Could one little financial hiccup for you to file bankruptcy? Have you ever been summoned for jury duty?  The dreaded letter arrives in the mail and you think: I could wind up filing bankruptcy if I have to sit jury duty. My employer won’t pay me if I have to serve.

I have been summoned twice. The first time was in late 2008. I asked for the one-time deferment because of a work conflict. I was summoned again just a few months ago. But I was lucky…the hotline the night before told me I was excused because all cases were settled. So technically I have served, and hopefully I am out of the juror selection pool for a few more years.

Perhaps the most famous criminal case in Florida history started jury selection today – the Casey Anthony trial. While I don’t want to dwell on the awful events of the case, I want to show the extreme hardships some jurors could face.

It is expected that the trial will last at least two months. The media frenzy regarding the case has resulted in the jury pool being selected in Pinellas County (Clearwater area), but the trial will be held in Orlando. So the jurors selected will have an even harder time than usual.
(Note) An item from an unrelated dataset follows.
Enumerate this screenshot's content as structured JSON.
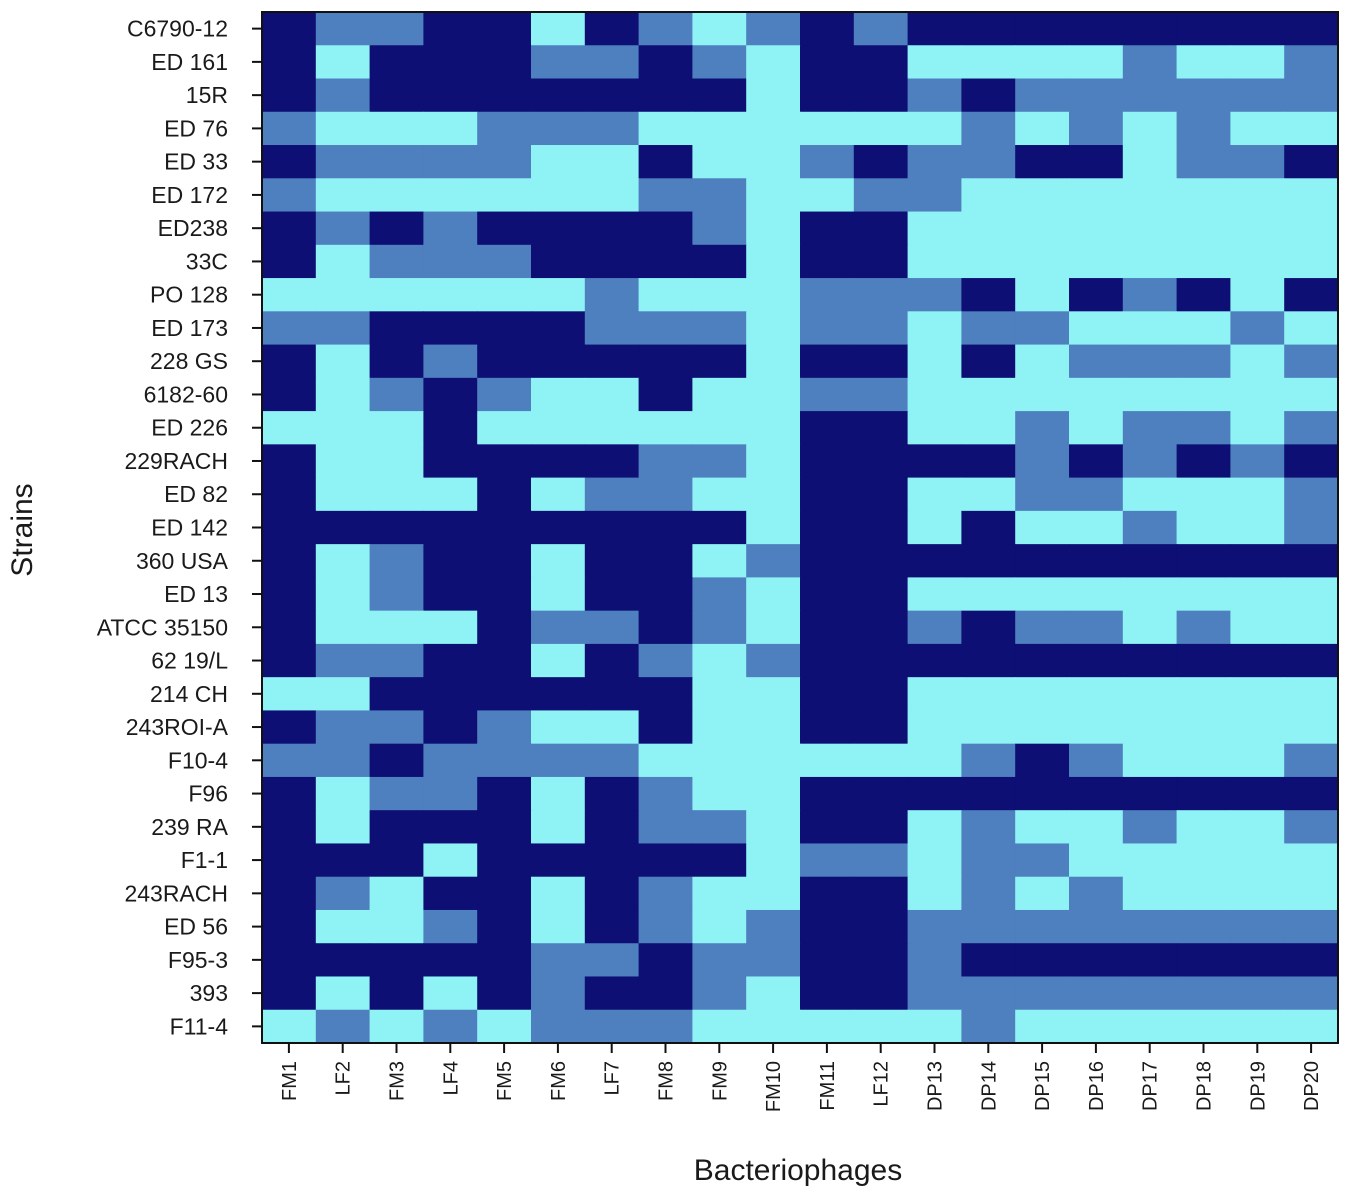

The Orlando Sentinel reported today:

Some of the other notable comments from the prospective jurors today:

• A man, who is single, said his employer would not pay him for the time lost. Perry asked what would be the impact if he was not paid. “I’d probably be in bankruptcy by the end of 12 weeks,” the man said. Defense attorney Cheney Mason was opposed to striking him for hardship reasons. Perry said he is not excused for financial hardship at this time.

• A single woman said she won’t be paid while serving on the jury and won’t be able to meet her financial obligations. She would lose her car and would be evicted without the income, she said. Perry excused her for financial hardship, and said losing worldly goods to serve as a juror is not something the courts ask people to do.

Seems like the same exact situation to me. Yet one juror was excused and the other was not. Maybe the first person should have said 8 weeks instead of 12.

Do you know how much jurors get paid?

Orange County pays the following: $15 for the first three days of service (if you are unemployed, or your employer does not pay you during your jury duty); then $30 for the fourth day and beyond.

So if the trial lasts two months, and all workweek days are used during those two months, it would be about 44 jury days.

Your pay would be roughly $1275 for two months, or about $160 a week.

I would bet that for most people this would be a huge financial burden. I see people on a daily basis barely getting by from paycheck to paycheck.

Losing income for two months straight could result in a dire state of affairs.

Foreclosure for being two months behind on payments?

Car repossession for missing payments?

Bankruptcy after getting behind on your credit card or medical bills?

Possibly all three?

Could jury duty, considered a civic duty, push you into a financial disaster? It is something most people never dream could happen to them. But what would happen to your financial well-being  if you served on the jury in a high-profile trial?